If you want a synopsis of the game, you can Google that. There’s no need for me to reveal the entire plot to you here. What fun would that be?
And really, if I did that, then the credits wouldn’t be nearly as gratifying for you. Trust me on that one.
But Here’s some highlights form the game that I thought were both interesting comical.
Let’s call it:
The Nerdy Nurses Assassin’s Creed Awesomeness Feed:
- There is an entire button devoted to throwing dirt in people’s faces. No need to press a weird combination, you get a single button dirt throw. (On the XBOX 360 it’s the X button. Try it. I dare ya)
- It’s kind of like Grand Theft Auto, in that you have an open world to explore and can stray from the task at hand… except instead of driving Cheeta’s to pick up street walkers to eventually steal their cash, you’re navigating a horse and buggy to pick up gypsies to distract guards and wreak havoc on Templars.
- Thanks to the Hook Blade, the climbing in this game is way more enjoyable.

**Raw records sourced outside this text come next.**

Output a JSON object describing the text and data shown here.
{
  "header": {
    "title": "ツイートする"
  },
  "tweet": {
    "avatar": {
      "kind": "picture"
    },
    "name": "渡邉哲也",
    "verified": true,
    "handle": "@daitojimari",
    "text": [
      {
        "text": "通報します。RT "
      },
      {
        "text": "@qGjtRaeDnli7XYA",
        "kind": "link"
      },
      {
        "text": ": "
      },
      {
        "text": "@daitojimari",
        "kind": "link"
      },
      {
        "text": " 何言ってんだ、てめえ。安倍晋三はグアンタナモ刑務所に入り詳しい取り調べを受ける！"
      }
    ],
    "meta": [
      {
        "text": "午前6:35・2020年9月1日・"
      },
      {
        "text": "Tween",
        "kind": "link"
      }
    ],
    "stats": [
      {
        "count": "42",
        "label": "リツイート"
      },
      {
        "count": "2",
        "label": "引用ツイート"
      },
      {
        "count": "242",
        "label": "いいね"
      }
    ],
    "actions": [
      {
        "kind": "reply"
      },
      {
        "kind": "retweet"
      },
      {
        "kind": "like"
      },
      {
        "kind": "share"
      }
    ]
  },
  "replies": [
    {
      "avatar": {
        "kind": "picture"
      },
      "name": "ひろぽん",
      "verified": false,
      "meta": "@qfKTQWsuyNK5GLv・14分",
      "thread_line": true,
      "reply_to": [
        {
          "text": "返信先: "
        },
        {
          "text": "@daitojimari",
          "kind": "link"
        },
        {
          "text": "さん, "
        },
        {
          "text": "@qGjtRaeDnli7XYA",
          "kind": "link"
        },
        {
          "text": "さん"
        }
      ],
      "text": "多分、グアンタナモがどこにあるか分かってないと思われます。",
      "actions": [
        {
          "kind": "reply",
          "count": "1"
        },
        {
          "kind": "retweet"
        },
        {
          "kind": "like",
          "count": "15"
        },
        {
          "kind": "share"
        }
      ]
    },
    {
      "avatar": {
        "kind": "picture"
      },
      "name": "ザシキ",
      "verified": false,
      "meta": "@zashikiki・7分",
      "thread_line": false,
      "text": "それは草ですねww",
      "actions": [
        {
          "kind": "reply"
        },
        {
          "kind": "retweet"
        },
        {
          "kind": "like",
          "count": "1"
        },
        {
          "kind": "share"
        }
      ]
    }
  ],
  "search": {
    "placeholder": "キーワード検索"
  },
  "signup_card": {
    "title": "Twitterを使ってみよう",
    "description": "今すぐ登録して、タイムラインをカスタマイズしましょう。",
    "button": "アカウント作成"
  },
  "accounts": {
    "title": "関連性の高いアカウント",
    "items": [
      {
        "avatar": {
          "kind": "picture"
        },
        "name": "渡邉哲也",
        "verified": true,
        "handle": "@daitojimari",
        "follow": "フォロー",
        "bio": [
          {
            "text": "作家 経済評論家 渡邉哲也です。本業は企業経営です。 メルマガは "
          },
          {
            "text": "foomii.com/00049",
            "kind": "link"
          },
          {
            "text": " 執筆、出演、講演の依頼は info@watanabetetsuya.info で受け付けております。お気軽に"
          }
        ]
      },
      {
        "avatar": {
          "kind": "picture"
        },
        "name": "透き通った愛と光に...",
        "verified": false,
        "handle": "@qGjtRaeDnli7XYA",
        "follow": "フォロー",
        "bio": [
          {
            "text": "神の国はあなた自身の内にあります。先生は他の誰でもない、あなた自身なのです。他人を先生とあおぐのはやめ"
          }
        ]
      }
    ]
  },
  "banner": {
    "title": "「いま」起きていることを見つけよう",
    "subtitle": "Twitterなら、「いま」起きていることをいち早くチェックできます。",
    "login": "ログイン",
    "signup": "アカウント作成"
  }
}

It also doubles as a weapon and guard tossing tool.
- You can walk around in crows and pickpocket money from people. We used this as an opportunity to play Robin Hood, and gave the money to any beggar’s that asked.
- You can make bombs. These can be used for various ninja-like tasks such as distraction, crowd control, or you can just blow people up.
- Fortunately there are plenty of ladders throughout the game. Apparently, to a toddler, going up and down a ladder is about the best thing since sliced bread. I’m sure that Ubisoft probably didn’t have a 2 year old in mind when they were in development, but my little boy was certainly impressed and appreciative of the ladders.
- It’s kind of like a Ninja Warrior video game set except you’re in ancient Constantinople and Templar’s seriously have it out for you.
- You can call in help from your assassin hopefuls who are eager to rise in the ranks of the Assassin Brotherhood.
- The Ancient Mayan Apocalypse 2012 theory is dispersed throughout gameplay. You find powerful weapon’s from the past that are remnants of prior advanced civilizations. The goal is learn from the mistakes of our pasts so the we can avoid repeating them in our future. Simple right? Apparently not, because according to the game (and the Mayan’s) we’ve already experiences these tragic fates. So those solar flares those scientists are warning us about may be a cause for concern. It was for the previous civilizations in this game, anyways.
- This games lends credibility to the idea that video games can actually CAN keep someone alive. You know, because the only’ reasons Desmond hasn’t bit the dust in that coma of his is because his brain is being stimulated by the remote viewing, time-travel machine (or… you could think of it like a video game).
Ok. So I know you totally want to throw dirt in people’s face’s and go up and down ladders. So go ahead, stimulate that brain activity!